Cette réalisation, achevée en 2009, entre dans le cadre d’un programme de création d’un réseau national de bibliothèques de lecture publique lancé en 2007 dont 42 sont déjà achevées sur les 48 prévues. Ces bibliothèques de lecture publique, dont chaque wilaya doit être dotée, sont complétées par des structures annexes qui lui seront rattachées et ce, dans la perspective de mettre ces lieux de lecture publique à la portée de tous les citoyens qui pourront, gratuitement, venir y lire, consulter, voire emprunter des ouvrages. Ces structures, qui fonctionnent selon les normes internationales édictées par l’Unesco, sont dotées d’un fonds livresque encyclopédique, c’est-à-dire touchant à tous les domaines, que ce soit la vulgarisation, l’initiation, la recherche et les loisirs. La bibliothèque de Tipasa, qui a déjà un fonds livresque de 25 000 titres acquis dans le cadre de financement et d’opérations de dons, a une autonomie financière qui lui permet de procéder à de nouveaux achats de livres et autres supports multimédias destinés à encourager les jeunes à la lecture et la fréquentation de ces lieux de savoir. Réalisée sur deux étages, l’infrastructure a bénéficié d’un équipement ultramoderne de ses différents espaces organisés autour d’un auditorium, d’une salle internet dotée de 15 PC, d’un laboratoire de langues, de trois salles de lecture dédiées aux adultes, aux adolescents et aux enfants, d’une capacité totale de près de 500 places. Installée sur une superficie bâtie au sol de 1 028 m² (sur un total de 2 279 m²), la bibliothèque a été équipée d’un portique électronique pour empêcher le vol des ouvrages qui sont tous dotés de puces antivol. Les abonnés à la bibliothèque et autres amateurs de lecture peuvent accéder aux différents espaces où ils trouveront les documents classés par thèmes avec une salle de lecture référence, dédiée aux usuels, à savoir, les atlas, les dictionnaires, les encyclopédies, les livres scientifiques qui seront consultables sur place et, par conséquent, exclus du prêt.

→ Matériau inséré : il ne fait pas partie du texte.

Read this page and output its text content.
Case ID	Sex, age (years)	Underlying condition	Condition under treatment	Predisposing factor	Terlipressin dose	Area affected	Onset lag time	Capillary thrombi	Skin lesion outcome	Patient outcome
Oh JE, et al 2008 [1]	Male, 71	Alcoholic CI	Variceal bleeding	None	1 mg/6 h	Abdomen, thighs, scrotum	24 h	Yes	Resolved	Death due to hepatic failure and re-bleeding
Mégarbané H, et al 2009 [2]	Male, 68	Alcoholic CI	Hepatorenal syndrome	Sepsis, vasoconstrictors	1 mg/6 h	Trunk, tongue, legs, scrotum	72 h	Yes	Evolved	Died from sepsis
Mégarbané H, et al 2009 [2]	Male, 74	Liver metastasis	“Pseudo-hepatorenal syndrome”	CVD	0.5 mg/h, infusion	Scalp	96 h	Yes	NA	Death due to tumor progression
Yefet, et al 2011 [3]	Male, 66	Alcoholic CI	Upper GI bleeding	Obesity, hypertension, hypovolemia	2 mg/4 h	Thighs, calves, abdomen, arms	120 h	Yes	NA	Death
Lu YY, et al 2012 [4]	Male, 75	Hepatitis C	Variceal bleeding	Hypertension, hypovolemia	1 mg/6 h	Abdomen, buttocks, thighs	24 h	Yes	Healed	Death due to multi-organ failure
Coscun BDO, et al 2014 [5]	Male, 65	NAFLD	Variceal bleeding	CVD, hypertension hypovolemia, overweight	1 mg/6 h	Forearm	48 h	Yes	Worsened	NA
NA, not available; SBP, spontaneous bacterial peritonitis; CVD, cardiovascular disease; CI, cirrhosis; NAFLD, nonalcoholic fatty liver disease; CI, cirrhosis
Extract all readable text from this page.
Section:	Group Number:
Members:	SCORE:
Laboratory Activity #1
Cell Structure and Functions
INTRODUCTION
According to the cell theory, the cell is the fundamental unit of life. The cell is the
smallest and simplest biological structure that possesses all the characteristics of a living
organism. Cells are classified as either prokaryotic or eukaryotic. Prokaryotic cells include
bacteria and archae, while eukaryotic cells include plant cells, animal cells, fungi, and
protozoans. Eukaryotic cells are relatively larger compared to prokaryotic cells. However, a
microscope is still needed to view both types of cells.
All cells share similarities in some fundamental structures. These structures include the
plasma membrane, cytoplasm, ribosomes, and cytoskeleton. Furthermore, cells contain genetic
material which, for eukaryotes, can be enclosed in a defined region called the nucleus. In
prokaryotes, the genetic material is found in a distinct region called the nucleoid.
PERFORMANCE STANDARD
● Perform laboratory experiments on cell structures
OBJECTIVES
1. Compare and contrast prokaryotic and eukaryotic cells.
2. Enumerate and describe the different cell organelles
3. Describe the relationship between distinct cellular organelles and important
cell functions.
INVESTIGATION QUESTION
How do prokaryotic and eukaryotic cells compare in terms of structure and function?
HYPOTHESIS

Les responsables de la bibliothèque de lecture publique sont secondés par deux structures, en l’occurrence le conseil d’orientation et le comité technique de coordination. Ce dernier est composé d’un représentant du wali, de la direction de la culture, de la Maison de la culture de la wilaya, de deux représentants des associations les plus représentatives activant dans le domaine du livre, ainsi que de deux personnalités de la culture désignées par le ministère de la Culture sur proposition de direction de la culture.S. Dj.

«L’art en Algérie»
(Répertoire bibliographique 1844-2008)
Saâdia Sebbah a collaboré avec Mansour Abrous à la réalisation de l’ouvrage. Premier outil bibliographique dédié aux arts en Algérie, ce document recense 184 auteurs, 839 artistes, 4 777 références d’articles de presse et 127 catalogues d’expositions. L’ouvrage est classé par ordre alphabétique, thématique et chronologique. Selon notre interlocutrice, c’est un travail technique fastidieux sur la culture et l’art en Algérie qui entre dans le cadre de la mémoire collective à préserver. Mansour Abrous, diplômé de psychologie de l’Université de Paris-Nanterre et d’esthétique de l’Université Paris-Sorbonne, était chargé de mission culture et communication à la mairie de Paris. Il est l’auteur de « Les artistes algériens. Dictionnaire biographique 1917-1999 » (Casbah Editions, Alger 2002) et de « L’Annuaire des arts en Algérie 1962-2002 » (Alger 2004). Il est décédé le 29 janvier 2019. Saâdia Sebbah, diplômée de l’Institut des sciences documentaires (Université d’Alger), était Conservatrice en chef et chef de service à la bibliothèque du Palais de la culture d’Alger avant d’être mutée à Tipasa, où elle dirige la bibliothèque de lecture publique de la ville.